Voilà qui explique sans doute que sa notoriété soit encore relativement confidentielle, en dépit d'un talent hors normes. Soit dit en passant, Jeffrey est au moins aussi connu pour ses talents de dessinateur de BD underground, qui sont d'ailleurs en vente à chacun de ses concerts.

Jeff aime bien Paris, qui le lui rend bien. La salle du Point Ephémère est en conséquence très bien remplie, et le set commence avec une première partie assurée par le duo Schwervon, qui mériterait à elle seule une chronique, en dépit d'un set un peu court ... mais avec une reprise notable d'un titre d'Herman Düne ("Winners Lose") et de Jeff Lewis, qui leur rendra la pareille lors de son set.

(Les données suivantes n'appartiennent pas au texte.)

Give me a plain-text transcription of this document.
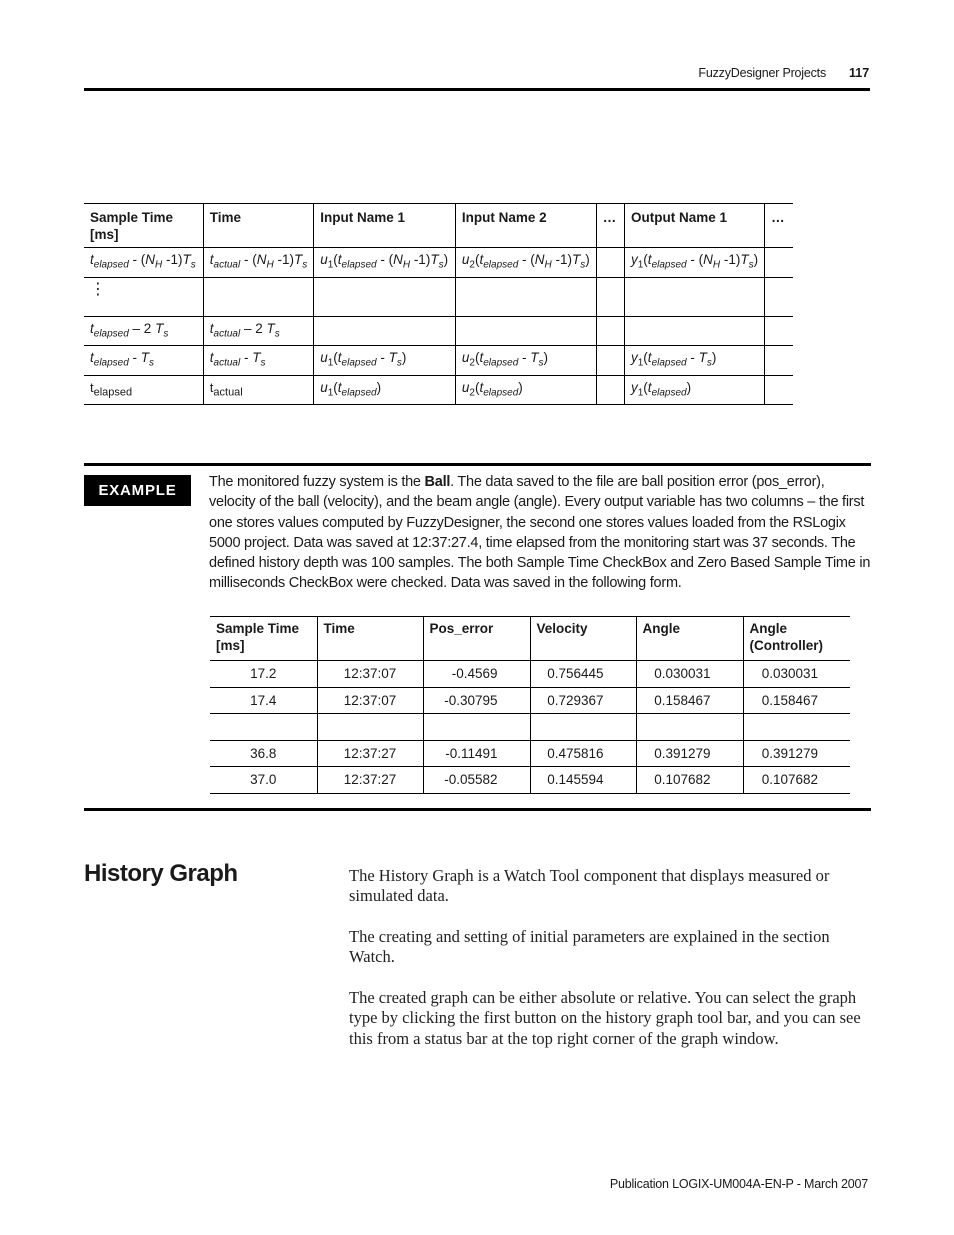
FuzzyDesigner Projects 117
Sample Time [ms]	Time	Input Name 1	Input Name 2	…	Output Name 1	…
$t_{elapsed} - (N_H$ $-1)T_s$	$t_{actual} - (N_H$ $-1)T_s$	$u_1(t_{elapsed} - (N_H$ $-1)T_s$)	$u_2(t_{elapsed} - (N_H$ $-1)T_s$)		$y_1(t_{elapsed} - (N_H$ $-1)T_s$)	
⋮						
$t_{elapsed} - 2$ $T_s$	$t_{actual} - 2$ $T_s$					
$t_{elapsed} - T_s$	$t_{actual} - T_s$	$u_1(t_{elapsed} - T_s)$	$u_2(t_{elapsed} - T_s)$		$y_1(t_{elapsed} - T_s)$	
$t_{elapsed}$	$t_{actual}$	$u_1(t_{elapsed})$	$u_2(t_{elapsed})$		$y_1(t_{elapsed})$	
EXAMPLE	The monitored fuzzy system is the Ball. The data saved to the file are ball position error (pos_error), velocity of the ball (velocity), and the beam angle (angle). Every output variable has two columns – the first one stores values computed by FuzzyDesigner, the second one stores values loaded from the RSLogix 5000 project. Data was saved at 12:37:27.4, time elapsed from the monitoring start was 37 seconds. The defined history depth was 100 samples. The both Sample Time CheckBox and Zero Based Sample Time in milliseconds CheckBox were checked. Data was saved in the following form.
Sample Time [ms]	Time	Pos_error	Velocity	Angle	Angle (Controller)
17.2	12:37:07	-0.4569	0.756445	0.030031	0.030031
17.4	12:37:07	-0.30795	0.729367	0.158467	0.158467

36.8	12:37:27	-0.11491	0.475816	0.391279	0.391279
37.0	12:37:27	-0.05582	0.145594	0.107682	0.107682
History Graph	The History Graph is a Watch Tool component that displays measured or simulated data.

The creating and setting of initial parameters are explained in the section Watch.

The created graph can be either absolute or relative. You can select the graph type by clicking the first button on the history graph tool bar, and you can see this from a status bar at the top right corner of the graph window.

Publication LOGIX-UM004A-EN-P - March 2007
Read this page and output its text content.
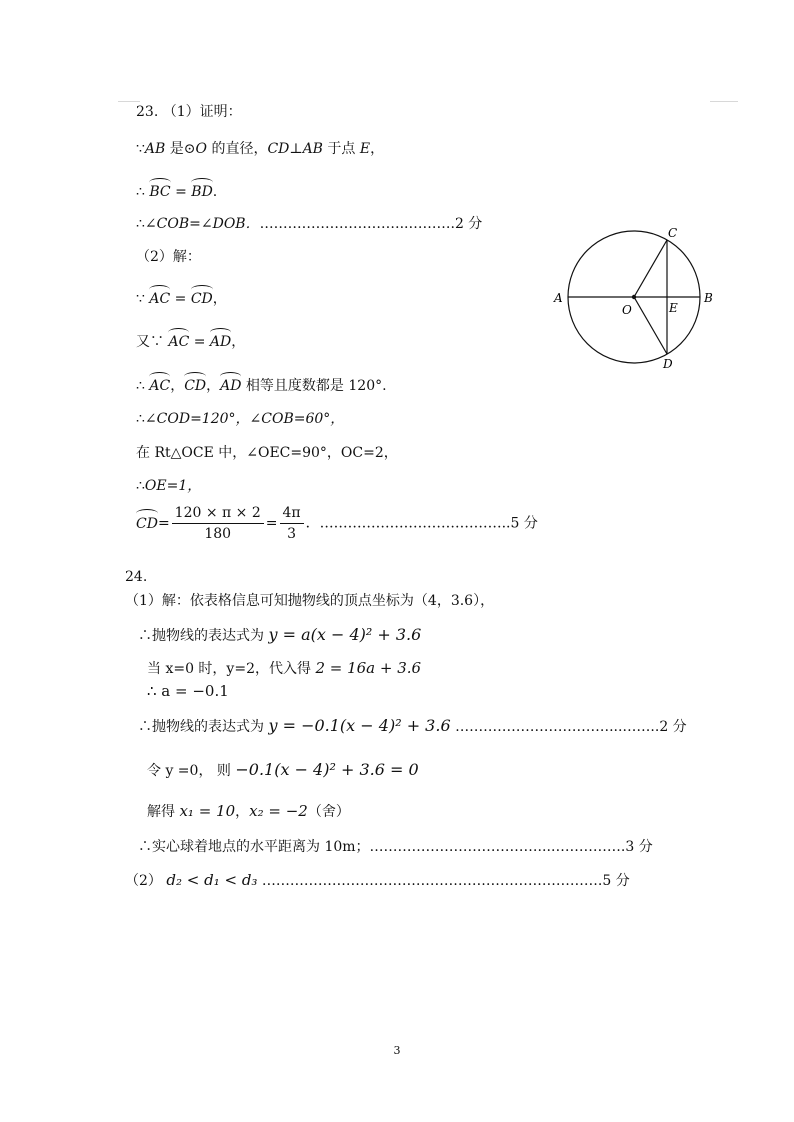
23. （1）证明：
∵AB 是⊙O 的直径，CD⊥AB 于点 E，
∴ BC = BD.
∴∠COB=∠DOB．…………………………..……….2 分
（2）解：
∵ AC = CD，
又∵ AC = AD，
∴ AC，CD，AD 相等且度数都是 120°.
∴∠COD=120°，∠COB=60°，
在 Rt△OCE 中，∠OEC=90°，OC=2，
∴OE=1，
$CD= \frac{120 \times \pi \times 2}{180} = \frac{4\pi}{3}$ ．…………………………………..5 分
A	B
C
D
E
O
24.
（1）解：依表格信息可知抛物线的顶点坐标为（4，3.6），
∴抛物线的表达式为 y = a(x − 4)² + 3.6
当 x=0 时，y=2，代入得 2 = 16a + 3.6
∴ a = −0.1
∴抛物线的表达式为 y = −0.1(x − 4)² + 3.6 ……………………………...……..2 分
令 y =0， 则 −0.1(x − 4)² + 3.6 = 0
解得 x₁ = 10，x₂ = −2（舍）
∴实心球着地点的水平距离为 10m；………………………………...…………….3 分
（2） d₂ < d₁ < d₃ ……………………………………………………………….5 分
3
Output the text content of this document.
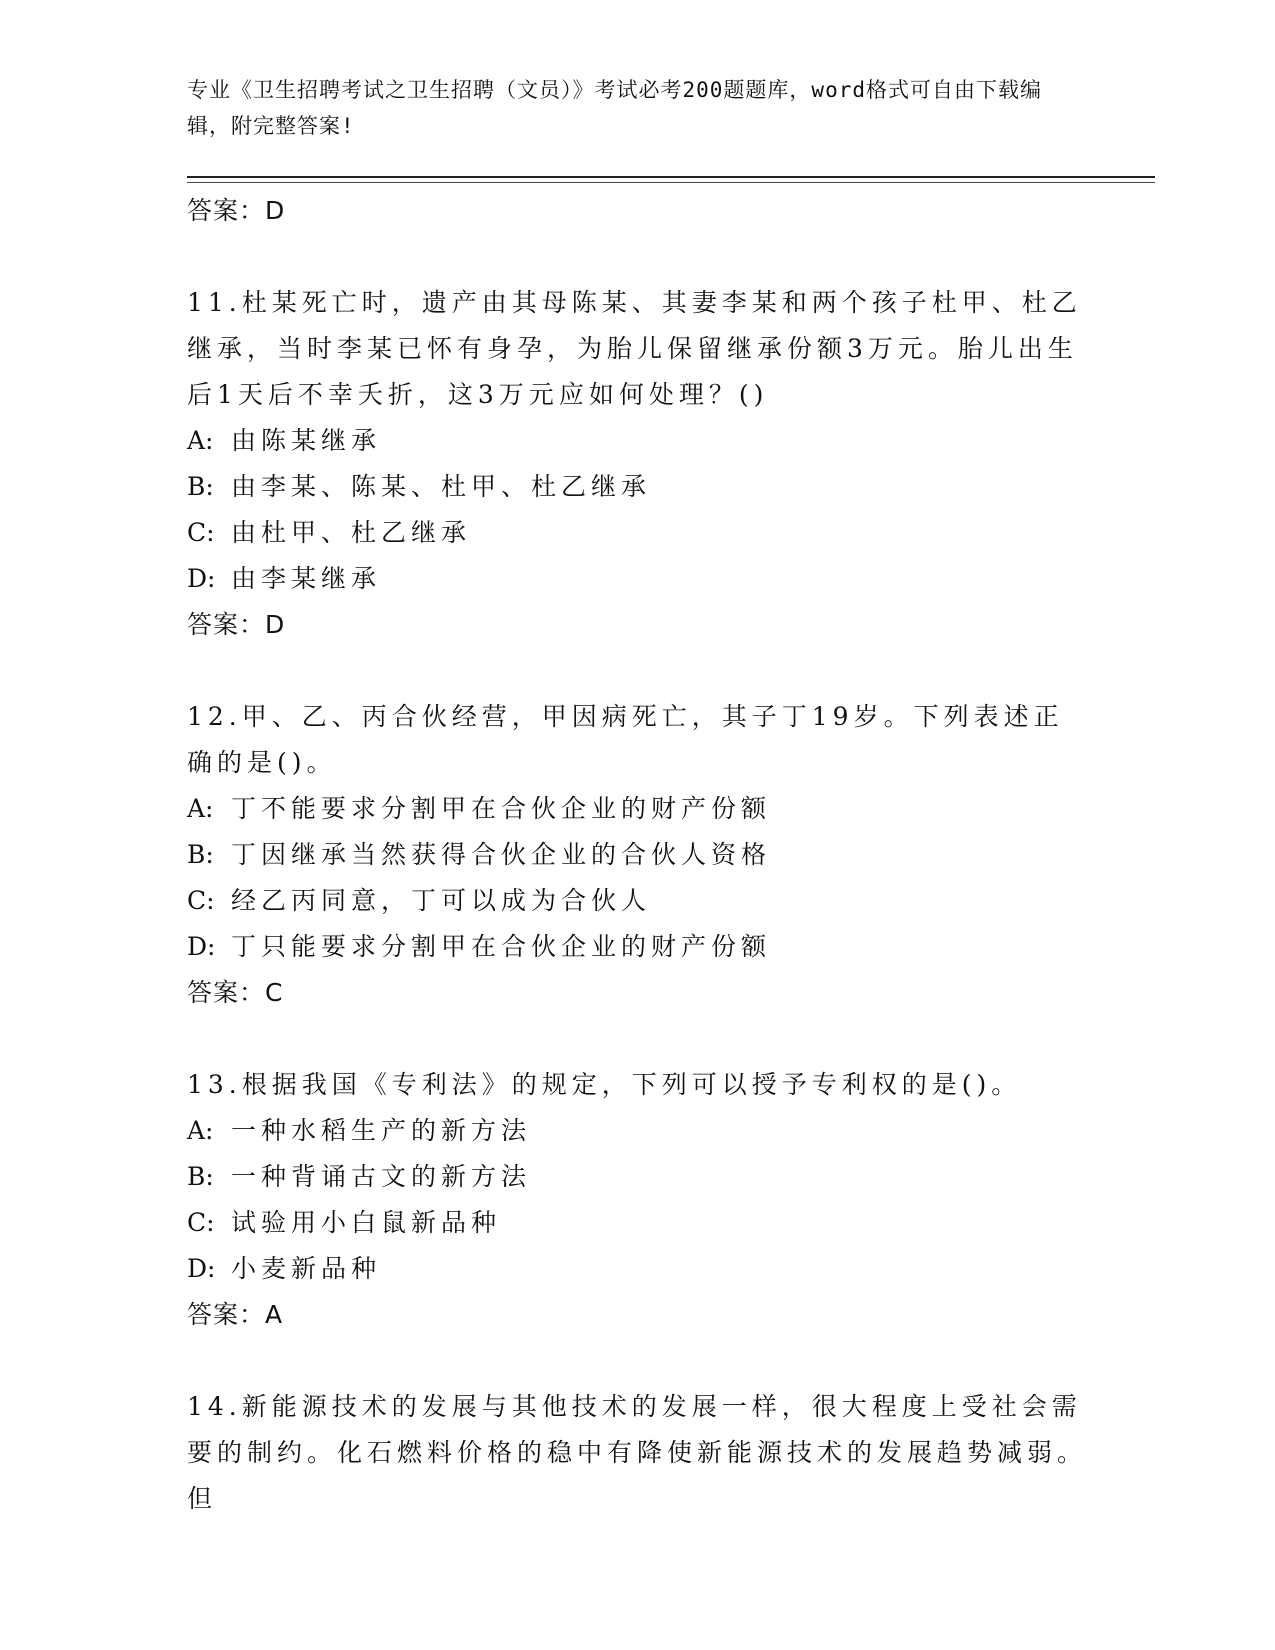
专业《卫生招聘考试之卫生招聘（文员）》考试必考200题题库，word格式可自由下载编辑，附完整答案!

答案：D

11.杜某死亡时，遗产由其母陈某、其妻李某和两个孩子杜甲、杜乙继承，当时李某已怀有身孕，为胎儿保留继承份额3万元。胎儿出生后1天后不幸夭折，这3万元应如何处理？()

A: 由陈某继承

B: 由李某、陈某、杜甲、杜乙继承

C: 由杜甲、杜乙继承

D: 由李某继承

答案：D

12.甲、乙、丙合伙经营，甲因病死亡，其子丁19岁。下列表述正确的是()。

A: 丁不能要求分割甲在合伙企业的财产份额

B: 丁因继承当然获得合伙企业的合伙人资格

C: 经乙丙同意，丁可以成为合伙人

D: 丁只能要求分割甲在合伙企业的财产份额

答案：C

13.根据我国《专利法》的规定，下列可以授予专利权的是()。

A: 一种水稻生产的新方法

B: 一种背诵古文的新方法

C: 试验用小白鼠新品种

D: 小麦新品种

答案：A

14.新能源技术的发展与其他技术的发展一样，很大程度上受社会需要的制约。化石燃料价格的稳中有降使新能源技术的发展趋势减弱。但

Et puis arrivent les frères Lewis, Jeffrey (guitare, chant, instruments bizarres) et Jack (basse et chant), accompagnés par David Beauchamp à la batterie.
Le concert sera un mélange de morceaux dans la plus pure veine folk, assurés avec un débit verbal impressionnant (où le songwriting est très marqué par le sceau de l'imaginaire Dylan/Cohen/Velvet), et d'autres nettement plus punk ("The Man With The Golden Arm", "No Lsd Tonight"), issus des deux premiers albums du groupe, et du dernier album à sortir dans les jours à venir ("City And Eastern Song").
Jack Lewis, s'il chante toujours très faux et s'il est désormais moustachu façon Ringo Starr grande période, jouera quant à lui deux ou trois morceaux issus de sa composition, dont le potentiel tubesque est imparable et qui nous rappellent de vieux souvenirs issus de ses prestations remarquées au Festival Mofo 2004 et en tournée avec les Herman Düne (aux Eurockéennes 2004 notamment, avec Kimya Dawson).
Et puis il n'y a pas de concerts de Jeff Lewis sans une "Low Budget Video". Ce dernier concept peut se résumer ainsi : Jeff se met face au public, prend une BD de sa composition (ici l'histoire du communisme et de la commune de Paris) qu'il oriente vers le public en tournant les pages au fur et à mesure qu'il les commente, sur un tempo basse-batterie lancinant et envoûtant.
Si l'on peut regretter un peu le côté naïf du contenu (version "les communistes étaient tous des gentils et les yankees tous des méchants"... ce qui est vrai, mais, chuttt), la prestation est brillante et amuse l'ensemble d'une salle conquise par le bonhomme.
Pour finir, Jeffrey nous livrera trois titres diaboliques en final qui auraient donné envie de slammer à un cul-de-jatte ("Arrow" et son final crescendo, "If You Shoot The Head You Kill The Ghoul" et "Texas") et qui auront eu le mérite de mettre le point FMR à feu et à sang (et le chroniqueur en nage). Rock'n'roll, quoi ...

A l'issue du deuxième rappel, Jeff Lewis revient seul sur scène et déclame a capella un dernier "Low Budget Video" sur "I Met A Hippie Girl On The 5th Avenue". Déjà joué lors de son passage à Mains d'Oeuvres l'an dernier, c'est brillant et amusant, avec qui plus est, une petite note d'humour sur la petite (-grosse-) tendance sociologique des fans d'Herman Düne à abuser de la fumette.